NEW DELHI, February 16, 2018: As of now, candidates file affidavits on their assets but not the source of their assets at the time of filing nomination papers.
In a landmark move in electoral reforms, the Supreme Court ruled that politicians, their spouses and associates to declare their sources of income, along with their assets, in order to qualify for contesting elections.
The apex court further directed the government to set up a permanent mechanism to monitor the accrual of wealth of sitting Members of Parliament and Members of Legislative Assemblies, their spouses and associates.
A Bench led by Justice J. Chelameswar delivered the judgement on a PIL petition filed by Lok Prahari highlighting the often exponential rise in the assets of politicians within a span of five years between two successive elections.
“Their assets and sources of income are required to be continuously monitored to maintain the purity of the electoral process and integrity of the democratic structure of this country,” the Bench directed the government in its judgment.
The judgment, authored by Justice Chelameswar, observed that “manifold and undue accretion of assets” by legislators or their associates by itself becomes a good ground for disqualification.
“Gold is their God! They (legislators) are deputed by the people to get grievances redressed. But they become the grievance,” Justice Chelameswar described the predicament.
The court made it mandatory for candidates contesting in elections and their associates to declare their assets and source of income at the time of nomination.
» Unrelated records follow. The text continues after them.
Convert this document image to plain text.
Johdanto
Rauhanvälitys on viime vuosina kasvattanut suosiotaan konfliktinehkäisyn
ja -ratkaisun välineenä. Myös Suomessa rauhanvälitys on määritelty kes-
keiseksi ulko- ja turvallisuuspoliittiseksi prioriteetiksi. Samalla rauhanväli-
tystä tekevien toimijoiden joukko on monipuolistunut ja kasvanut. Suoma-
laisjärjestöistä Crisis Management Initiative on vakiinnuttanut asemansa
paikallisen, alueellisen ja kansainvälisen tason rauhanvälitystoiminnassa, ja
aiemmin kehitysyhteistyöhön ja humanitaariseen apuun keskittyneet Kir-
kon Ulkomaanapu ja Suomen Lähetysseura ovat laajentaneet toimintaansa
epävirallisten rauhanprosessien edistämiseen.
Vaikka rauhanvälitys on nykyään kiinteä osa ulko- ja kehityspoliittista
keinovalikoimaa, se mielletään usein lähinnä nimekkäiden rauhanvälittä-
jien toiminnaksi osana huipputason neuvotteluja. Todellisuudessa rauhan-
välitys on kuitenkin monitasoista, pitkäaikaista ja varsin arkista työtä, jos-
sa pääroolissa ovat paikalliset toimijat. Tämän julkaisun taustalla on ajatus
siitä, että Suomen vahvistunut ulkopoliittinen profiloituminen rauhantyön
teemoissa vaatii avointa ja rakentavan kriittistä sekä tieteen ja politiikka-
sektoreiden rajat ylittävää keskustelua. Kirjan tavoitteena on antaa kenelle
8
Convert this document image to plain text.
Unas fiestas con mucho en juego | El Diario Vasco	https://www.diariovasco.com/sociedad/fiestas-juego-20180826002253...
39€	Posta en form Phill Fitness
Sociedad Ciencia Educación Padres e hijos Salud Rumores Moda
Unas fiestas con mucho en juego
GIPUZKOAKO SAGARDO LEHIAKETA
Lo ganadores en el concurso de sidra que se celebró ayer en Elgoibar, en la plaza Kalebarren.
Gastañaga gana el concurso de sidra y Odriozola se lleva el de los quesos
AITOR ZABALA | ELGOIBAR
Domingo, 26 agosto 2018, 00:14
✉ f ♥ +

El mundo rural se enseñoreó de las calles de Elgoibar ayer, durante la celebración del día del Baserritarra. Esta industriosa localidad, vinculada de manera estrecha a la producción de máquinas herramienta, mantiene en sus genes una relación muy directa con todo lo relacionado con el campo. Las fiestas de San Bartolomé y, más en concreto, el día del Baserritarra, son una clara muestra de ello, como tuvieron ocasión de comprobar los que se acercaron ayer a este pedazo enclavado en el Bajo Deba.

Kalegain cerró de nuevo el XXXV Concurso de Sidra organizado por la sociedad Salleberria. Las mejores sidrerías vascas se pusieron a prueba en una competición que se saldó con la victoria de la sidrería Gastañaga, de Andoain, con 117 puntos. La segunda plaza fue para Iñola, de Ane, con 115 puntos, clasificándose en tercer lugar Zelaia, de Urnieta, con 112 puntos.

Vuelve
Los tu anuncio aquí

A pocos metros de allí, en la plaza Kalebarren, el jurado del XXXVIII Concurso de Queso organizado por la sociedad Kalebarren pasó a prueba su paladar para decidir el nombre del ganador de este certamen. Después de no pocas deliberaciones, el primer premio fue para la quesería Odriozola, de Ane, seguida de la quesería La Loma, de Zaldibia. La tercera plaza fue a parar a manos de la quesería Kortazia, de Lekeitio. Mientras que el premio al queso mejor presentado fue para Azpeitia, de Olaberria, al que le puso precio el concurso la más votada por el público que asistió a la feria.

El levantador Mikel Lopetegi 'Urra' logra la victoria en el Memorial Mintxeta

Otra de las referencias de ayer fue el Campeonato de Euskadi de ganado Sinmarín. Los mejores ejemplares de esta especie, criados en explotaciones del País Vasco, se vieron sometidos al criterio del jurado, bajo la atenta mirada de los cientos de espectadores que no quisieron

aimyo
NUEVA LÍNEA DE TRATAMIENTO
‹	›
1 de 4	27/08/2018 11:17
The obligation of a candidate to disclose both his assets and the source of income is a part of the fundamental right of citizen to know under Article 19 (1) (a) of the Constitution, the court said adding enforcement of a citizen’s fundamental right needs no statutory sanction from the government or the Parliament.
“A candidate’s constitutional right to contest an election to the legislature should be subservient to the voter’s fundamental right to know the relevant information regarding the candidate,” the ape court held.
The apex court held that “undue accretion of assets” is an independent ground for disqualifying an MP or an MLA. Amassing wealth is a “culpable offence” by itself and a law maker can be prosecuted even without charging him for offences under the Prevention of Corruption Act.
The court said the amassment of unaccounted wealth by lawmakers is the mark of a failing democracy. “If left unattended it would inevitably lead to the destruction of democracy and pave the way for the rule of mafia,” the apex court observed
The court said India as a “Socialist Republic” believes in the distribution of material resources and not in the concentration of wealth.
If the assets of a legislator increases without bearing any relationship to their known sources of income, the only logical inference that can be drawn is that there is some abuse. The court pointed out about how legislators use their position to secure loans from nationalised banks which turn into NPAs.
Earlier, Justice Chelameswar observed that MLAs and MPs who face investigation for possessing wealth disproportionate to their known sources of income always tend to bounce back to power.
“If an MLA’s or MP’s assets have seen a 10x rise in 2019 from what he revealed in 2014, should you not conduct an enquiry into the very propriety of a person holding public office enjoying such phenomenal rise in his assets... The moment a candidate has shown 1000% increase in his income in the past five years, please have a mechanism to conduct an enquiry,” Justice Chelameswar had addressed the government.
The Bench had suggested that the government should notify special fast-track criminal courts to try MPs and MLAs in corruption cases.
In a separate case, a Bench led by Justice Ranjan Gogoi has already directed that special courts be set up to exclusively conduct time-bound trials of politicians accused of corruption and criminality.
Justice Chelameswar had observed that “in the past 25 to 30 years, we have seen investigative agencies take no action against such MLAs and MPs. They tend to get back to their same positions. Is it not time to do more?”
Justice Chelameswar had drawn the government’s attention to the 1993 N.N. Vohra Committee Report and the “caustic remarks” made in its about the criminalisation of politics.
The hearings had seen the Centre give details of probe into the assets of 26 Lok Sabha MPs, 215 MLAs and two Rajya Sabha MPs in a sealed cover.
In an affidavit, the Central Board of Direct Taxes (CBDT) had informed the court that 98 MLAs and seven Lok Sabha MPs are under investigation prima facie for discrepancy between their assets and declared sources of income. Investigation into the assets of 42 MLAs and nine Rajya Sabha MPs is still pending. However, no discrepancy was found in the value of assets and the declared/source of income of 117 MLAs, 19 Lok Sabha MPs and two Rajya Sabha MPs.
The CBDT’s investigation covered a list of 26 Lok Sabha MPs, 11 Rajya Sabha MPs and 257 MLAs and was handed over to the court by Lok Prahari. The NGO had claimed that the assets of the politicians in their list has seen a disproportionate growth in the past five years.